Exclusions in Section 80CCC

  • Third-party payments done towards the pension fund of the individual do not qualify for tax exemption. The individual has to make the payment from their taxable income to become eligible for tax deductions.
  • HUF or Hindu Undivided Family are not eligible to claim for deductions under Section 80CCC.


Frequently Asked Questions

  • Is the amount received after maturity from the annuity plan tax-free?

No. The interest earned from the policy will be termed as income at the time of maturity, and income tax will be applicable according to the prescribed slabs.

  • If the individual has a life insurance policy which does not provide pension, can the individual claim benefits as per Section 80 CCC?

A life insurance policy does not qualify for tax deductions under Section 80CCC. However, the individual can still claim for tax deductions under Section 80C on the payment of premiums.

  • If the individual is a non-resident, can they claim for tax deductions?

Yes.
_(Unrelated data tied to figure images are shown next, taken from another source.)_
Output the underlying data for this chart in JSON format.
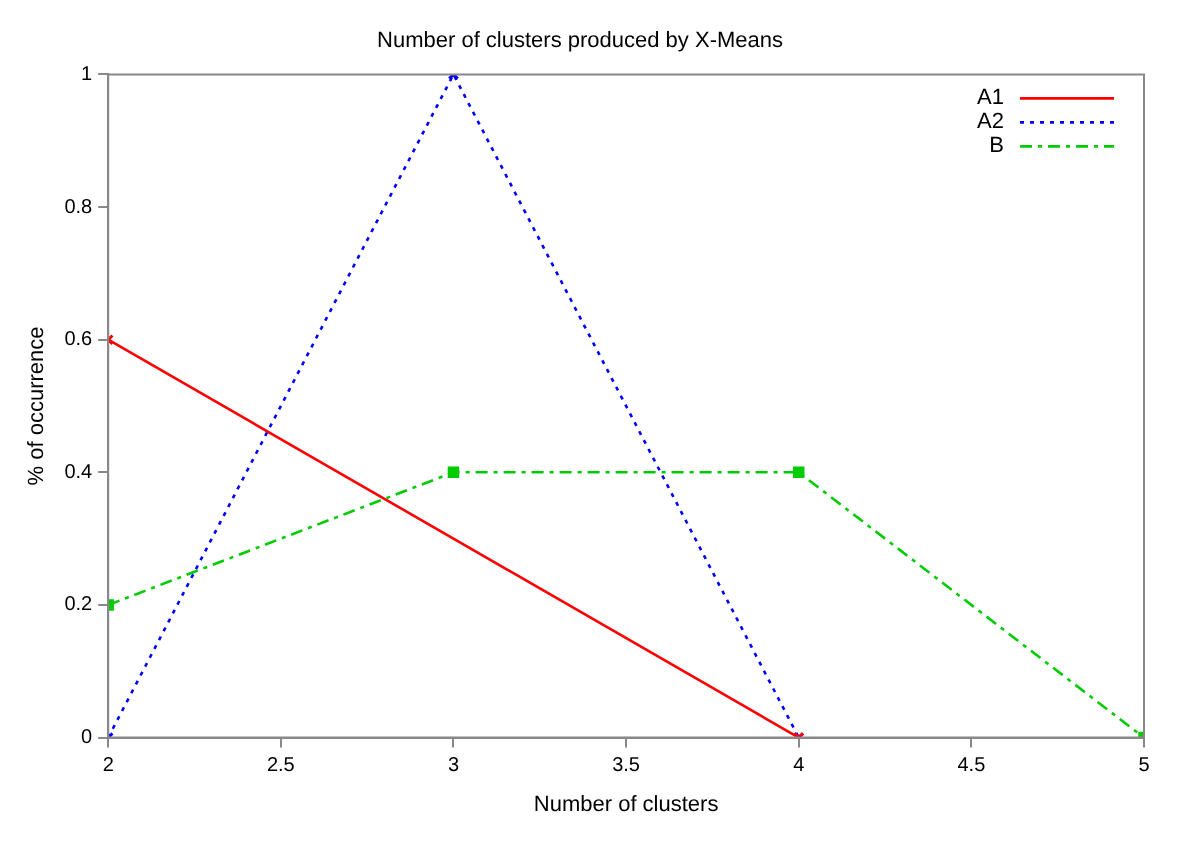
{
  "chart_data": {
    "type": "line",
    "title": "Number of clusters produced by X-Means",
    "xlabel": "Number of clusters",
    "ylabel": "% of occurrence",
    "series": [
      {
        "name": "A1",
        "color": "#ff0000",
        "x": [
          2,
          4
        ],
        "values": [
          0.6,
          0
        ],
        "line_style": "solid",
        "marker": "cross"
      },
      {
        "name": "A2",
        "color": "#0000ff",
        "x": [
          2,
          3,
          4
        ],
        "values": [
          0,
          1,
          0
        ],
        "line_style": "dotted",
        "marker": "cross"
      },
      {
        "name": "B",
        "color": "#00cc00",
        "x": [
          2,
          3,
          4,
          5
        ],
        "values": [
          0.2,
          0.4,
          0.4,
          0
        ],
        "line_style": "dashed",
        "marker": "square"
      }
    ],
    "xlim": [
      2,
      5
    ],
    "xticks": [
      2,
      2.5,
      3,
      3.5,
      4,
      4.5,
      5
    ],
    "ylim": [
      0,
      1
    ],
    "yticks": [
      0,
      0.2,
      0.4,
      0.6,
      0.8,
      1
    ],
    "grid": false,
    "legend": "top right"
  }
}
Non-resident Indians, who have paid money to approved and registered pension funds can claim for tax benefits under Section 80CCC.

  • Can an individual claim for deductions under Section 80CCC as well as Section 80C?

Section 80CCC is a part of the broader Section 80C. The tax exemption limit under 80CCC is ₹1 lakh, while tax exemption limit under 80C is ₹1.5 lakhs. As Section 80CCC falls under Section 80C category, the total deduction limit that applies to 80CCC is ₹1.5 lakhs. Thus, the deductions under 80CCC when clubbed with deductions under Section 80C should not exceed the maximum limit of ₹1.5 lakhs.

  • Who can claim deductions under Section 80CCC?

Only an individual who has contributed towards the purchase or renewals of pension policy is eligible to claim for Section 80CCC deductions. HUF or Hindu Undivided Families do not qualify for Section 80CCC deductions.

To avail for tax benefits under Section 80CCC, you must check the amount paid towards different life insurance policies. This is because the deductions under 80CCC will get clubbed with 80C and 80CCD(1) deductions. And their cumulative total maximum deduction limit is only ₹1.5 lakhs. So, make sure that your ₹1.5 lakhs is evenly divided across all tax-saving instruments under Section 80C to avail the most benefits of these tax-saving instruments.